One person has set out to make sure to refer to people first and disabilities/disorders second. Her name is Kathie Snow. One can read the paper she wrote which defined her People First language on her website Disability is Natural. She spoke at Central Michigan University (where my husband works) last September--before the creation of this blog.
In regards to People First Language Snow writes:
"Contrary to conventional wisdom, individuals with disabilities are not:• People who suffer from the tragedy of birth defects.• Paraplegic heroes who struggle to become normal again.• Victims who fight to overcome their challenges.
Nor are they the retarded, autistic, blind, deaf, learning disabled, etc.—ad nauseam!
They are people: moms and dads; sons and daughters; employees and employers; friends and neighbors; students and teachers; scientists, reporters, doctors, actors, presidents, and more. People with disabilities are people, first..."
Anyway People First Language is the reason why I always refer to "individuals with autism" on this blog rather than write "autistic individual." I have to credit Ms. Snow and a little bit of peer pressure for choosing the words that I do in terms of autism. We talked about People First Language in my parent group long before the afore-mentioned advocate visited our campus. The organizer of our group brings up this principle when a certain someone forgets and says autistic when referring to, yes, "an individual with autism."

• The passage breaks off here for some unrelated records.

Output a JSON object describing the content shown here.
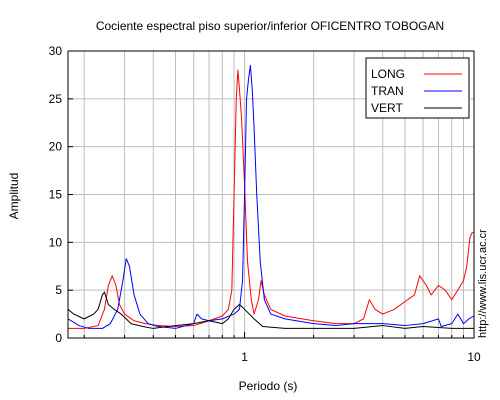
{
  "chart_data": {
    "type": "line",
    "title": "Cociente espectral piso superior/inferior OFICENTRO TOBOGAN",
    "xlabel": "Periodo (s)",
    "ylabel": "Amplitud",
    "x_scale": "log",
    "xlim": [
      0.17,
      10
    ],
    "ylim": [
      0,
      30
    ],
    "x_ticks": [
      1,
      10
    ],
    "x_tick_labels": [
      "1",
      "10"
    ],
    "y_ticks": [
      0,
      5,
      10,
      15,
      20,
      25,
      30
    ],
    "y_tick_labels": [
      "0",
      "5",
      "10",
      "15",
      "20",
      "25",
      "30"
    ],
    "grid": true,
    "legend_position": "top-right",
    "series": [
      {
        "name": "LONG",
        "color": "#ff0000",
        "points": [
          [
            0.17,
            1.0
          ],
          [
            0.2,
            1.0
          ],
          [
            0.23,
            1.3
          ],
          [
            0.245,
            3.0
          ],
          [
            0.255,
            5.5
          ],
          [
            0.265,
            6.5
          ],
          [
            0.275,
            5.5
          ],
          [
            0.285,
            3.5
          ],
          [
            0.3,
            2.5
          ],
          [
            0.33,
            1.8
          ],
          [
            0.37,
            1.5
          ],
          [
            0.42,
            1.3
          ],
          [
            0.5,
            1.2
          ],
          [
            0.6,
            1.3
          ],
          [
            0.7,
            1.8
          ],
          [
            0.8,
            2.3
          ],
          [
            0.85,
            3.0
          ],
          [
            0.88,
            5.0
          ],
          [
            0.9,
            15.0
          ],
          [
            0.92,
            25.0
          ],
          [
            0.935,
            28.0
          ],
          [
            0.95,
            26.0
          ],
          [
            0.97,
            23.0
          ],
          [
            1.0,
            16.0
          ],
          [
            1.03,
            8.0
          ],
          [
            1.07,
            4.0
          ],
          [
            1.1,
            2.5
          ],
          [
            1.15,
            4.0
          ],
          [
            1.18,
            6.0
          ],
          [
            1.22,
            4.5
          ],
          [
            1.3,
            3.0
          ],
          [
            1.5,
            2.3
          ],
          [
            2.0,
            1.8
          ],
          [
            2.5,
            1.5
          ],
          [
            3.0,
            1.5
          ],
          [
            3.3,
            2.0
          ],
          [
            3.5,
            4.0
          ],
          [
            3.7,
            3.0
          ],
          [
            4.0,
            2.5
          ],
          [
            4.5,
            3.0
          ],
          [
            5.0,
            3.8
          ],
          [
            5.5,
            4.5
          ],
          [
            5.8,
            6.5
          ],
          [
            6.2,
            5.5
          ],
          [
            6.5,
            4.5
          ],
          [
            7.0,
            5.5
          ],
          [
            7.5,
            5.0
          ],
          [
            8.0,
            4.0
          ],
          [
            8.5,
            5.0
          ],
          [
            9.0,
            6.0
          ],
          [
            9.3,
            7.5
          ],
          [
            9.6,
            10.5
          ],
          [
            9.8,
            11.0
          ],
          [
            10.0,
            11.0
          ]
        ]
      },
      {
        "name": "TRAN",
        "color": "#0000ff",
        "points": [
          [
            0.17,
            2.0
          ],
          [
            0.19,
            1.3
          ],
          [
            0.21,
            1.0
          ],
          [
            0.24,
            1.0
          ],
          [
            0.26,
            1.5
          ],
          [
            0.28,
            3.0
          ],
          [
            0.295,
            6.0
          ],
          [
            0.305,
            8.3
          ],
          [
            0.315,
            7.5
          ],
          [
            0.33,
            4.5
          ],
          [
            0.35,
            2.5
          ],
          [
            0.38,
            1.5
          ],
          [
            0.42,
            1.2
          ],
          [
            0.5,
            1.0
          ],
          [
            0.6,
            1.5
          ],
          [
            0.62,
            2.5
          ],
          [
            0.65,
            2.0
          ],
          [
            0.7,
            1.8
          ],
          [
            0.8,
            2.0
          ],
          [
            0.9,
            2.5
          ],
          [
            0.95,
            3.0
          ],
          [
            0.98,
            6.0
          ],
          [
            1.0,
            15.0
          ],
          [
            1.02,
            25.0
          ],
          [
            1.04,
            27.0
          ],
          [
            1.06,
            28.5
          ],
          [
            1.08,
            26.0
          ],
          [
            1.1,
            22.0
          ],
          [
            1.13,
            15.0
          ],
          [
            1.17,
            8.0
          ],
          [
            1.22,
            4.0
          ],
          [
            1.3,
            2.5
          ],
          [
            1.5,
            2.0
          ],
          [
            2.0,
            1.5
          ],
          [
            2.5,
            1.3
          ],
          [
            3.0,
            1.5
          ],
          [
            4.0,
            1.5
          ],
          [
            5.0,
            1.3
          ],
          [
            6.0,
            1.5
          ],
          [
            7.0,
            2.0
          ],
          [
            7.2,
            1.2
          ],
          [
            8.0,
            1.5
          ],
          [
            8.5,
            2.5
          ],
          [
            9.0,
            1.5
          ],
          [
            9.5,
            2.0
          ],
          [
            10.0,
            2.3
          ]
        ]
      },
      {
        "name": "VERT",
        "color": "#000000",
        "points": [
          [
            0.17,
            3.0
          ],
          [
            0.18,
            2.5
          ],
          [
            0.2,
            2.0
          ],
          [
            0.22,
            2.5
          ],
          [
            0.23,
            3.0
          ],
          [
            0.24,
            4.5
          ],
          [
            0.245,
            4.8
          ],
          [
            0.255,
            3.5
          ],
          [
            0.27,
            3.0
          ],
          [
            0.29,
            2.5
          ],
          [
            0.32,
            1.5
          ],
          [
            0.36,
            1.2
          ],
          [
            0.4,
            1.0
          ],
          [
            0.5,
            1.3
          ],
          [
            0.6,
            1.5
          ],
          [
            0.7,
            1.8
          ],
          [
            0.8,
            1.5
          ],
          [
            0.85,
            2.0
          ],
          [
            0.9,
            3.0
          ],
          [
            0.95,
            3.5
          ],
          [
            1.0,
            3.0
          ],
          [
            1.1,
            2.0
          ],
          [
            1.2,
            1.2
          ],
          [
            1.5,
            1.0
          ],
          [
            2.0,
            1.0
          ],
          [
            3.0,
            1.0
          ],
          [
            4.0,
            1.3
          ],
          [
            5.0,
            1.0
          ],
          [
            6.0,
            1.2
          ],
          [
            8.0,
            1.0
          ],
          [
            10.0,
            1.0
          ]
        ]
      }
    ],
    "side_annotation": "http://www.lis.ucr.ac.cr"
  }
}
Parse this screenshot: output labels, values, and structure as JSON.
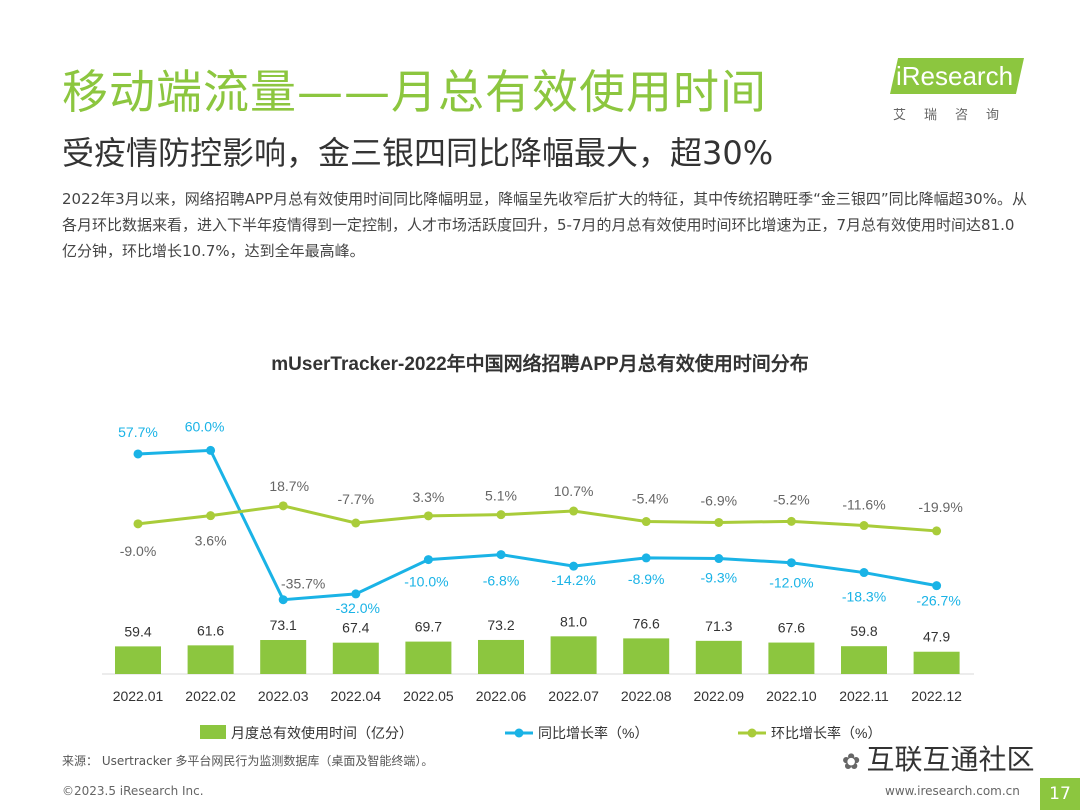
{
  "header": {
    "title": "移动端流量——月总有效使用时间",
    "subtitle": "受疫情防控影响，金三银四同比降幅最大，超30%",
    "description": "2022年3月以来，网络招聘APP月总有效使用时间同比降幅明显，降幅呈先收窄后扩大的特征，其中传统招聘旺季“金三银四”同比降幅超30%。从各月环比数据来看，进入下半年疫情得到一定控制，人才市场活跃度回升，5-7月的月总有效使用时间环比增速为正，7月总有效使用时间达81.0亿分钟，环比增长10.7%，达到全年最高峰。"
  },
  "logo": {
    "main": "iResearch",
    "sub": "艾瑞咨询"
  },
  "footer": {
    "source": "来源：  Usertracker 多平台网民行为监测数据库（桌面及智能终端）。",
    "copyright": "©2023.5 iResearch Inc.",
    "site": "www.iresearch.com.cn",
    "page": "17",
    "watermark": "互联互通社区"
  },
  "colors": {
    "accent": "#8cc63f",
    "bar": "#8cc63f",
    "yoy": "#1ab3e6",
    "mom": "#a9cc3a"
  },
  "chart_data": {
    "type": "bar",
    "title": "mUserTracker-2022年中国网络招聘APP月总有效使用时间分布",
    "categories": [
      "2022.01",
      "2022.02",
      "2022.03",
      "2022.04",
      "2022.05",
      "2022.06",
      "2022.07",
      "2022.08",
      "2022.09",
      "2022.10",
      "2022.11",
      "2022.12"
    ],
    "series": [
      {
        "name": "月度总有效使用时间（亿分）",
        "type": "bar",
        "values": [
          59.4,
          61.6,
          73.1,
          67.4,
          69.7,
          73.2,
          81.0,
          76.6,
          71.3,
          67.6,
          59.8,
          47.9
        ],
        "labels": [
          "59.4",
          "61.6",
          "73.1",
          "67.4",
          "69.7",
          "73.2",
          "81.0",
          "76.6",
          "71.3",
          "67.6",
          "59.8",
          "47.9"
        ]
      },
      {
        "name": "同比增长率（%）",
        "type": "line",
        "values": [
          57.7,
          60.0,
          -35.7,
          -32.0,
          -10.0,
          -6.8,
          -14.2,
          -8.9,
          -9.3,
          -12.0,
          -18.3,
          -26.7
        ],
        "labels": [
          "57.7%",
          "60.0%",
          "-35.7%",
          "-32.0%",
          "-10.0%",
          "-6.8%",
          "-14.2%",
          "-8.9%",
          "-9.3%",
          "-12.0%",
          "-18.3%",
          "-26.7%"
        ]
      },
      {
        "name": "环比增长率（%）",
        "type": "line",
        "values": [
          -9.0,
          3.6,
          18.7,
          -7.7,
          3.3,
          5.1,
          10.7,
          -5.4,
          -6.9,
          -5.2,
          -11.6,
          -19.9
        ],
        "labels": [
          "-9.0%",
          "3.6%",
          "18.7%",
          "-7.7%",
          "3.3%",
          "5.1%",
          "10.7%",
          "-5.4%",
          "-6.9%",
          "-5.2%",
          "-11.6%",
          "-19.9%"
        ]
      }
    ]
  }
}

People First Language is hard for me to adapt to because in my journalism classes I was trained to be concise. We had exercises where we would cross out words to make sentences shorter. Writing "my son with autism" is only one more word than the other way, so that is one reason that I make this concession.
However, did you notice how I referred to myself in the title? If I used Snow's method I'd have to write "a parent who has a child with autism" rather than "autism parent." That's a six word difference. My long title for this post would be book-length if I did it the other way. Besides, I don't mind being called an autism parent. I am sincere when I say I don't think that I'm degrading myself.
A part of me wonders if this People First business isn't just a bunch of politically correct gobbley gook. I suppose it does sound nicer to write "individual with mental retardation" rather than "mentally retarded individual" because the word "retard" and "retarded" has been used in a degrading way in the both past-- and at times in the present.
But what about the word autistic? Has that ever been used in a degrading way? I don't think of the word autistic as being one that degrades someone. Maybe it's just a personal quirk of mine, but I actually like the way the word autistic sounds. The sound "ism" in the "a" word isn't as appealing to me as "istic."
Also, have you noticed that some people with Asperger's Syndrome refer to themselves as Aspergians or Aspies? That's not using People First Language. That's taking on autism as an identity and doing so with a certain amount of pride. Is there anything wrong with that?
Of course using the term Aspergian or Aspie does kind of defy the "autism doesn't define me" statement which seems to be popular in some circles. However, to some individuals being autistic defines them in the same way as having green eyes or brown hair can define a person. Is it Ok to say I'm the proud mom of a blue-eyed boy and/or a hazel-eyed boy? Or do I have to write "one boy with blue eyes and one boy with hazel eyes?"
I wish I could just defy the People First language altogether and write the word autistic all the time, but I can't. Why? Because I have a dear friend who has adapted this principle with her whole heart and soul. If I start writing the word autistic, I'll start saying it too because I'm the absent-minded professor sort without the degree or profession. Do I need or want to create that kind of tension between this friend and I? No. So I'll just have to continue writing "person with autism."
Maybe someday I can convince her that using "People First Language" is a personal choice and that one shouldn't begrudge someone if they choose not to use it and vice versa. However, for reasons I cannot go into, now is not the time to bring that topic up. (Of course, there is a chance she'll read this and if that is the case I hope she doesn't get too upset at me).
In the meantime, I will go out on a limb a bit and use the term autism parent. It's just more practical. What do you think?